Now he appears mainly as a solo artist and relies entirely on the power of his simple line-up with guitar, blues harp and footstomp. He can not be completely tied to one musical genre. Some of his music is got some country feeling, some is like straight rock, a ballad on a Ukulele may be heard, but every note he plays is deeply rooted in the blues. The sounds vary from rough and earthy to sometimes more smooth and the music shows its class beyond all trends through its unadulterated authenticity. He takes over the legacy of old bluesmen like Muddy Waters and Son House or songwriters like Townes Van Zandt but he does not limit himself to mere reenactment. The magic lies in the way he plays these songs and makes them sound as if they were his own.
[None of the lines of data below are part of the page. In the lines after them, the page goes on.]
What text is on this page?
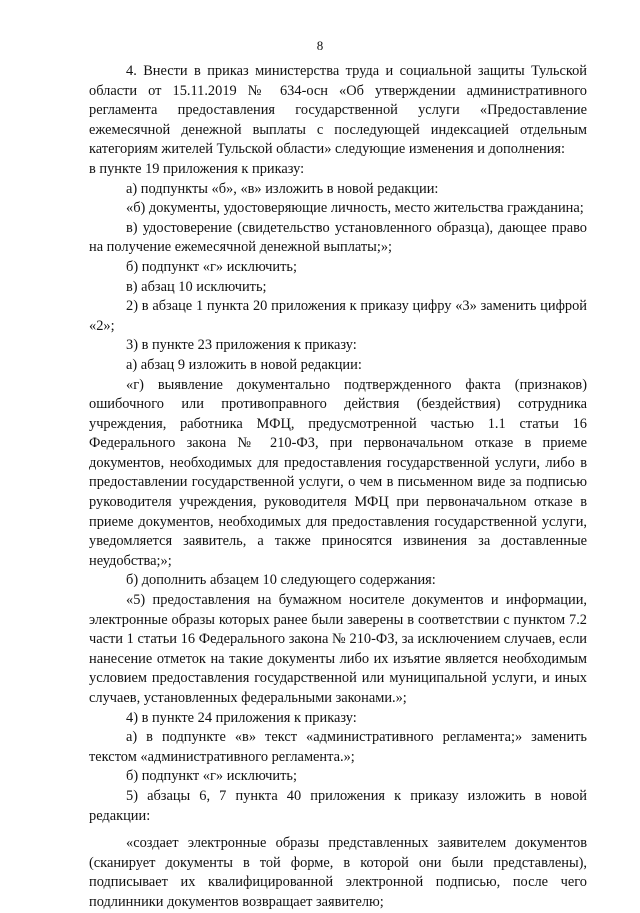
8

4. Внести в приказ министерства труда и социальной защиты Тульской области от 15.11.2019 № 634-осн «Об утверждении административного регламента предоставления государственной услуги «Предоставление ежемесячной денежной выплаты с последующей индексацией отдельным категориям жителей Тульской области» следующие изменения и дополнения:

в пункте 19 приложения к приказу:

а) подпункты «б», «в» изложить в новой редакции:

«б) документы, удостоверяющие личность, место жительства гражданина;

в) удостоверение (свидетельство установленного образца), дающее право на получение ежемесячной денежной выплаты;»;

б) подпункт «г» исключить;

в) абзац 10 исключить;

2) в абзаце 1 пункта 20 приложения к приказу цифру «3» заменить цифрой «2»;

3) в пункте 23 приложения к приказу:

а) абзац 9 изложить в новой редакции:

«г) выявление документально подтвержденного факта (признаков) ошибочного или противоправного действия (бездействия) сотрудника учреждения, работника МФЦ, предусмотренной частью 1.1 статьи 16 Федерального закона № 210-ФЗ, при первоначальном отказе в приеме документов, необходимых для предоставления государственной услуги, либо в предоставлении государственной услуги, о чем в письменном виде за подписью руководителя учреждения, руководителя МФЦ при первоначальном отказе в приеме документов, необходимых для предоставления государственной услуги, уведомляется заявитель, а также приносятся извинения за доставленные неудобства;»;

б) дополнить абзацем 10 следующего содержания:

«5) предоставления на бумажном носителе документов и информации, электронные образы которых ранее были заверены в соответствии с пунктом 7.2 части 1 статьи 16 Федерального закона № 210-ФЗ, за исключением случаев, если нанесение отметок на такие документы либо их изъятие является необходимым условием предоставления государственной или муниципальной услуги, и иных случаев, установленных федеральными законами.»;

4) в пункте 24 приложения к приказу:

а) в подпункте «в» текст «административного регламента;» заменить текстом «административного регламента.»;

б) подпункт «г» исключить;

5) абзацы 6, 7 пункта 40 приложения к приказу изложить в новой редакции:

«создает электронные образы представленных заявителем документов (сканирует документы в той форме, в которой они были представлены), подписывает их квалифицированной электронной подписью, после чего подлинники документов возвращает заявителю;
Ferdl earned his nickname Air not only through his preference for big air jumps during his time as a freestyle skier, but also through his way of playing the harmonica. When it really gets down to business and he plays the 70ies classic rock version of "Black Betty" as a harpsolo, he proves that the blues harp is much more than the small pocket instrument that it is usually thought to be.